Claro que a repetição de provas obrigará a uma repetição de esforços, de estudo, de novo trará ansiedade. É certo. Mas o problema mantém-se: esse eventual dano moral é suportável e normal como num qualquer outro processo de avaliação.
Acresce, até, que a sua dimensão se antevê agora um pouco menor, visto que sendo provavelmente as mesmas matérias em apreciação( já estudadas, por conseguinte), a taxa de esforço para as aprender( a bem dizer, para as mostrar sabidas) se mostra aparentemente reduzida.

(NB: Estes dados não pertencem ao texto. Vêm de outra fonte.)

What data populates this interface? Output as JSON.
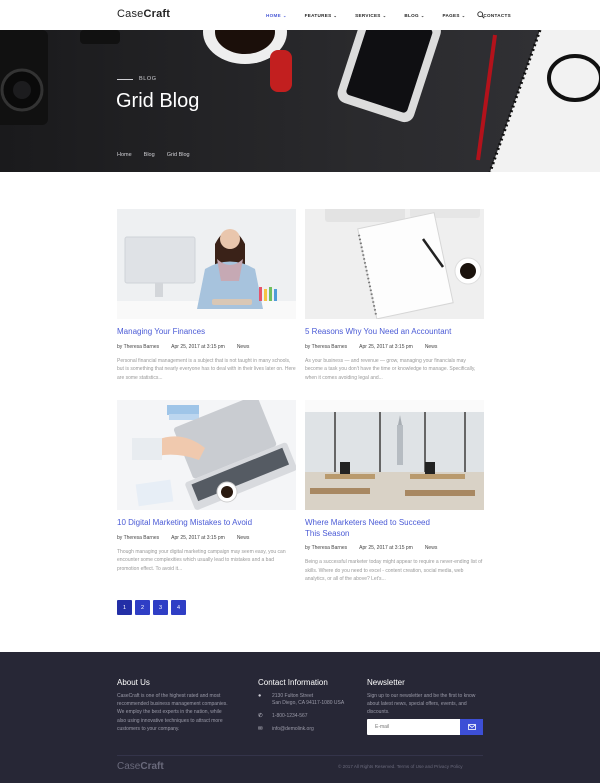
{
  "brand": {
    "logo_part1": "Case",
    "logo_part2": "Craft"
  },
  "nav": {
    "items": [
      {
        "label": "HOME"
      },
      {
        "label": "FEATURES"
      },
      {
        "label": "SERVICES"
      },
      {
        "label": "BLOG"
      },
      {
        "label": "PAGES"
      },
      {
        "label": "CONTACTS"
      }
    ]
  },
  "hero": {
    "label": "BLOG",
    "title": "Grid Blog",
    "breadcrumb": [
      "Home",
      "Blog",
      "Grid Blog"
    ]
  },
  "posts": [
    {
      "title": "Managing Your Finances",
      "author": "by Theresa Barnes",
      "date": "Apr 25, 2017 at 3:15 pm",
      "category": "News",
      "excerpt": "Personal financial management is a subject that is not taught in many schools, but is something that nearly everyone has to deal with in their lives later on. Here are some statistics..."
    },
    {
      "title": "5 Reasons Why You Need an Accountant",
      "author": "by Theresa Barnes",
      "date": "Apr 25, 2017 at 3:15 pm",
      "category": "News",
      "excerpt": "As your business — and revenue — grow, managing your financials may become a task you don't have the time or knowledge to manage. Specifically, when it comes avoiding legal and..."
    },
    {
      "title": "10 Digital Marketing Mistakes to Avoid",
      "author": "by Theresa Barnes",
      "date": "Apr 25, 2017 at 3:15 pm",
      "category": "News",
      "excerpt": "Though managing your digital marketing campaign may seem easy, you can encounter some complexities which usually lead to mistakes and a bad promotion effect. To avoid it..."
    },
    {
      "title_line1": "Where Marketers Need to Succeed",
      "title_line2": "This Season",
      "author": "by Theresa Barnes",
      "date": "Apr 25, 2017 at 3:15 pm",
      "category": "News",
      "excerpt": "Being a successful marketer today might appear to require a never-ending list of skills. Where do you need to excel - content creation, social media, web analytics, or all of the above? Let's..."
    }
  ],
  "pagination": [
    "1",
    "2",
    "3",
    "4"
  ],
  "footer": {
    "about_title": "About Us",
    "about_text": "CaseCraft is one of the highest rated and most recommended business management companies. We employ the best experts in the nation, while also using innovative techniques to attract more customers to your company.",
    "contact_title": "Contact Information",
    "address_line1": "2130 Fulton Street",
    "address_line2": "San Diego, CA 94117-1080 USA",
    "phone": "1-800-1234-567",
    "email": "info@demolink.org",
    "newsletter_title": "Newsletter",
    "newsletter_text": "Sign up to our newsletter and be the first to know about latest news, special offers, events, and discounts.",
    "email_placeholder": "E-mail",
    "copyright": "© 2017 All Rights Reserved. Terms of Use and Privacy Policy"
  },
  "colors": {
    "accent": "#4b5bd6",
    "button": "#2f3ec5",
    "footer_bg": "#272736"
  }
}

Julgamos, pois, que no caso em apreço não podemos dar por caracterizado o “prejuízo de difícil reparação” contido na norma. 4- De resto, e como o sustenta o requerido, um exame de tipo nacional cujo resultado está viciado por fraude pelo menos num dos centros de exame, só pode ser aniquilado. Em causa está a imagem de seriedade, de isenção da entidade promotora do concurso e, afinal, de toda a Administração Pública.
Além do mais, o interesse público de uma Administração eficiente, com funcionários capazes, competentes e honestos, reclama que todo o concurso seja transparente, que não haja sequer a possibilidade de algum candidato vir a ser provido não obstante se admitir ter obtido classificação positiva à custa de meio ilícito, como teria sido o de conhecimento prévio das questões ou o de ter sido auxiliado durante as provas por colegas ou por membros de juri, conforme resulta dos fundamentos do acto.
O mesmo interesse público que demanda que a eficácia do acto que declara a anulação do concurso não possa ser suspensa, por inverificação do requisito negativo previsto na al,b), do nº1, do art. 76º citado.
V- Decidindo
Por todo o exposto, acordam em indeferir o pedido de suspensão de eficácia do acto requerido.
Sem custas(cfr. art. 4º, nº3, do DL nº 84/99, de 19/03).